An Intro to Collaborative Filtering for Movie Recommendation
Step-by-Step Guide to Recommender System

Recommender system has become a rising topic as we demand more customized contents push to our daily feeds. I guess we are all familiar with the recommended videos on YouTube, and we are all — more than once — the victims of late-night Netflix binge watching.
There are two popular methods in recommender system, collaborative based filtering and content based filtering. Content based filtering makes predictions of what the audience is likely to prefer based on the content properties, e.g. genre, language, video length. Whereas collaborative filtering predicts based on what other similar users also prefer.

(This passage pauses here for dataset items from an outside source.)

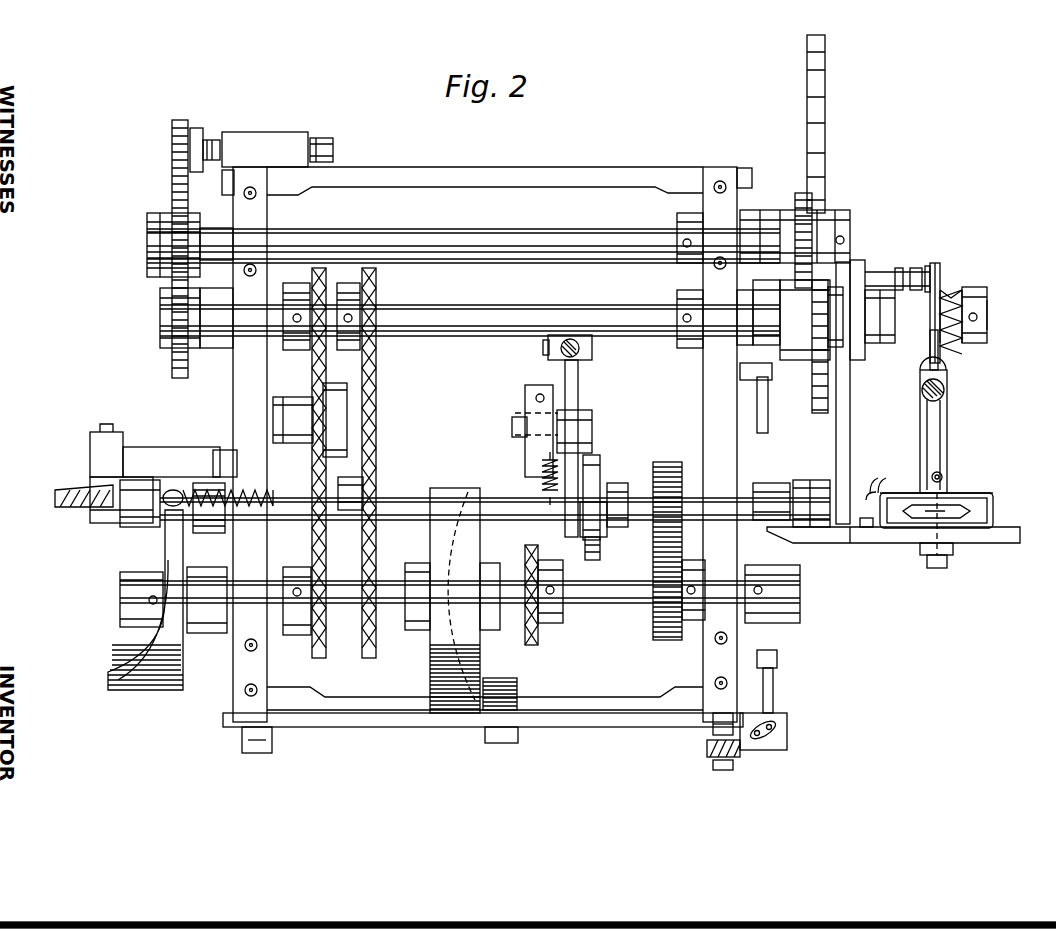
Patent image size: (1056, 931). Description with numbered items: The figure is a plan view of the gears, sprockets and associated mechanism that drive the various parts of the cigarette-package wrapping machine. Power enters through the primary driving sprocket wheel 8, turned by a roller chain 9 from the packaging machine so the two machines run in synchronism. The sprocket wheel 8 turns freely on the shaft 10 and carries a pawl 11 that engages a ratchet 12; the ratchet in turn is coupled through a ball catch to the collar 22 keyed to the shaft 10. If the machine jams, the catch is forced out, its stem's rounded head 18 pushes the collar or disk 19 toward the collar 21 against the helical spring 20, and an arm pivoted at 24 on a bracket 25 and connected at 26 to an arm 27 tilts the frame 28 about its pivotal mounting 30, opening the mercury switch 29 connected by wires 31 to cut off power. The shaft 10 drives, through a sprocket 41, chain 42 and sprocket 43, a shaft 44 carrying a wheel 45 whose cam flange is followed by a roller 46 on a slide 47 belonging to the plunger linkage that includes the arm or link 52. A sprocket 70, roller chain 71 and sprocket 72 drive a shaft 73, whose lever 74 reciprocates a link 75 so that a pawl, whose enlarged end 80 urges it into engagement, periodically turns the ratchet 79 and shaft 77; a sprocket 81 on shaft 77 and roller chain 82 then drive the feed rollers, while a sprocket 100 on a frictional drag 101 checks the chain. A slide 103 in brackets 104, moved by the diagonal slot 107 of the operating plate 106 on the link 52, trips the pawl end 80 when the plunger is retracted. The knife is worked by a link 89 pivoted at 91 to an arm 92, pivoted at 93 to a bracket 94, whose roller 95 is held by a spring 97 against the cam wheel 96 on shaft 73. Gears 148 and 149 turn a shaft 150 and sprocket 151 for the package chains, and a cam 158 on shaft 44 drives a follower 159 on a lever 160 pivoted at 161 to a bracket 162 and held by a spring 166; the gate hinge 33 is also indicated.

The primary driving sprocket wheel 8 is at (830, 396).
The roller chain 9 is at (825, 123).
The shaft 10 is at (490, 308).
The pawl 11 is at (833, 377).
The ratchet 12 is at (896, 347).
The rounded head 18 is at (925, 266).
The collar or disk 19 is at (941, 275).
The helical spring 20 is at (952, 290).
The collar 21 is at (980, 291).
The collar 22 is at (860, 262).
The pivot 24 is at (946, 388).
The bracket 25 is at (946, 455).
The pivotal connection 26 is at (943, 476).
The arm 27 is at (960, 493).
The frame 28 is at (993, 500).
The mercury switch 29 is at (965, 518).
The pivotal mounting 30 is at (935, 545).
The wires 31 is at (880, 480).
The hinge 33 is at (948, 432).
The sprocket 41 is at (292, 293).
The chain 42 is at (312, 360).
The sprocket 43 is at (308, 640).
The shaft 44 is at (390, 612).
The wheel 45 is at (440, 665).
The follower or roller 46 is at (530, 690).
The slide 47 is at (613, 728).
The arm or link 52 is at (740, 752).
The sprocket 70 is at (348, 292).
The roller chain 71 is at (376, 385).
The sprocket 72 is at (378, 485).
The shaft 73 is at (407, 502).
The lever 74 is at (815, 528).
The link 75 is at (860, 406).
The shaft 77 is at (596, 238).
The ratchet 79 is at (800, 193).
The enlarged end 80 is at (768, 317).
The sprocket 81 is at (160, 238).
The roller chain 82 is at (172, 182).
The link 89 is at (594, 352).
The pivot 91 is at (548, 350).
The arm 92 is at (578, 378).
The pivot 93 is at (595, 437).
The bracket 94 is at (530, 415).
The follower or roller 95 is at (598, 533).
The cam wheel 96 is at (600, 456).
The spring 97 is at (542, 480).
The sprocket 100 is at (196, 128).
The frictional drag 101 is at (262, 140).
The slide 103 is at (768, 407).
The brackets 104 is at (741, 370).
The operating plate 106 is at (787, 738).
The diagonal slot 107 is at (778, 725).
The gear 148 is at (607, 520).
The gear 149 is at (653, 618).
The shaft 150 is at (600, 590).
The sprocket 151 is at (523, 630).
The cam 158 is at (160, 690).
The follower or roller 159 is at (142, 513).
The lever 160 is at (70, 490).
The pivot 161 is at (102, 518).
The bracket 162 is at (168, 440).
The spring 166 is at (185, 488).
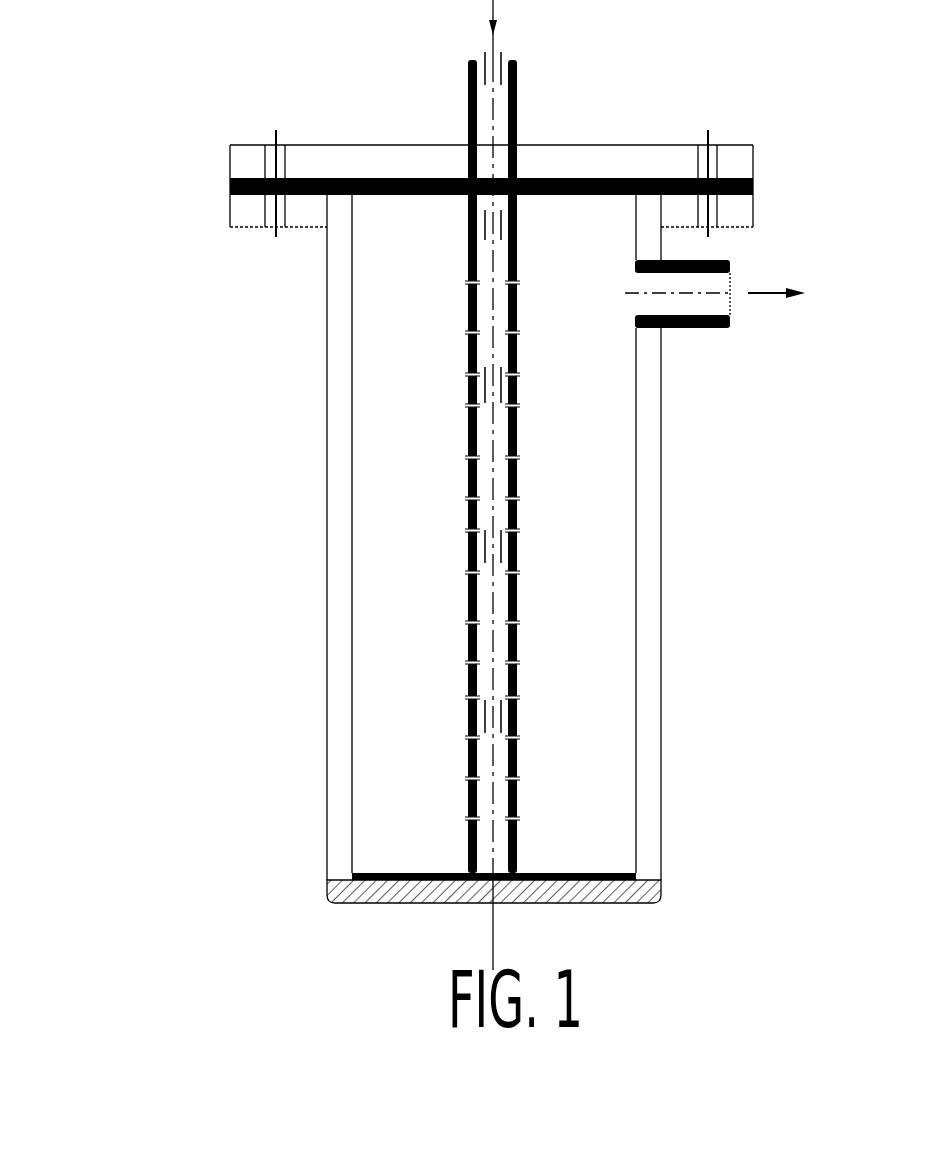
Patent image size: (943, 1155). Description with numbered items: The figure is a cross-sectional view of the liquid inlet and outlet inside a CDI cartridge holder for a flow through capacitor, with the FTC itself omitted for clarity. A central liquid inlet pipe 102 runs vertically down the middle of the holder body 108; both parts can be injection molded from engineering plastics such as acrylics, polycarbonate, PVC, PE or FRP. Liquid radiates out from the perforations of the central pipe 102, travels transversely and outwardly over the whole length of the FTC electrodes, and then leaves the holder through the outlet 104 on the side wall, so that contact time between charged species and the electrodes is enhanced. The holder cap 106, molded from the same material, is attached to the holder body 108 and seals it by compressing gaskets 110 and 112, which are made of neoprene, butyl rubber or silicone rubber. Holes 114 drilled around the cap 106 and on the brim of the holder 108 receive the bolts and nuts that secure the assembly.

The liquid inlet pipe 102 is at (544, 87).
The outlet 104 is at (700, 356).
The holder cap 106 is at (691, 127).
The holder body 108 is at (287, 507).
The gasket 110 is at (633, 849).
The gasket 112 is at (186, 202).
The holes 114 is at (250, 113).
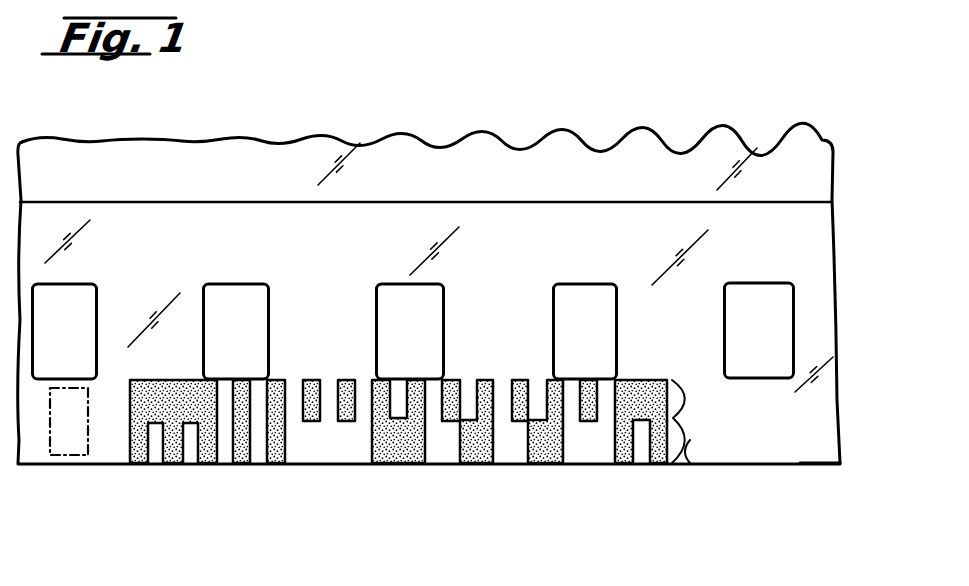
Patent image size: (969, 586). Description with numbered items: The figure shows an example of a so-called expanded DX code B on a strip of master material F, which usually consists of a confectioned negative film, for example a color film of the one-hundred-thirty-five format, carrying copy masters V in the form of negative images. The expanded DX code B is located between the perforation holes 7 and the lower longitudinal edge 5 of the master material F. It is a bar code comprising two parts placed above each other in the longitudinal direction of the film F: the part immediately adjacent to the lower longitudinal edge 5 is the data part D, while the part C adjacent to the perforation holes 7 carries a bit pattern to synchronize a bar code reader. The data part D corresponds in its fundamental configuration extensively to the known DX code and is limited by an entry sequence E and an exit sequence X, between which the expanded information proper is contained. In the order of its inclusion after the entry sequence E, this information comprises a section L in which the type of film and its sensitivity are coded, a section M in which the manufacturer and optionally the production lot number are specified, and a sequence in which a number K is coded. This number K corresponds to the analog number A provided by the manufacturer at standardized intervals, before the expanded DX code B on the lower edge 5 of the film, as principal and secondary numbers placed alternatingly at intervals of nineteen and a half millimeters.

The copy master V is at (242, 168).
The perforation holes 7 is at (257, 308).
The analog number A is at (70, 452).
The expanded DX code B is at (126, 440).
The entry sequence E is at (217, 470).
The section L is at (355, 470).
The section M is at (442, 470).
The number K is at (547, 470).
The exit sequence X is at (668, 470).
The part C is at (695, 402).
The data part D is at (695, 442).
The lower longitudinal edge 5 is at (763, 465).
The master material F is at (817, 465).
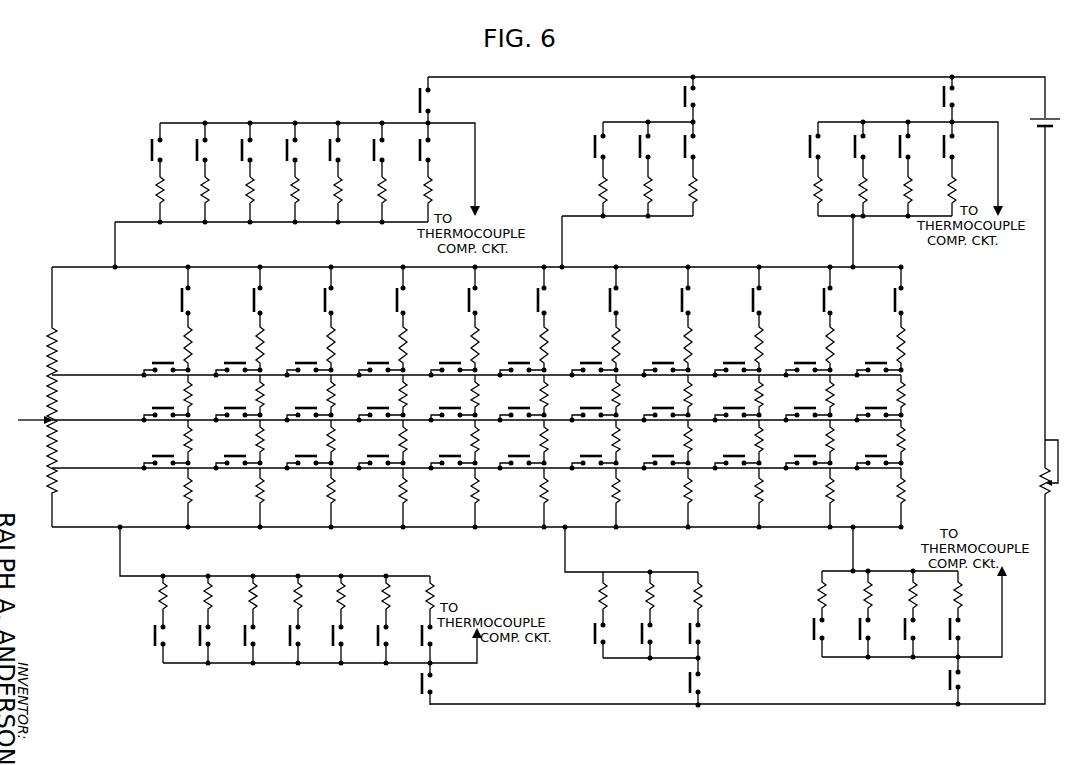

As the result, collaborative filtering method is leaning towards instance based learning and usually applied by large companies with huge amount of data at hand.
In this article, I will focus on collaborative based filtering and briefly introduce how to make movie recommendation using two algorithms that fall into this category, K Nearest Neighbour (KNN) and Singular Value Decomposition (SVD).
I used the movie dataset from Kaggle to predict recommended movies at individual level.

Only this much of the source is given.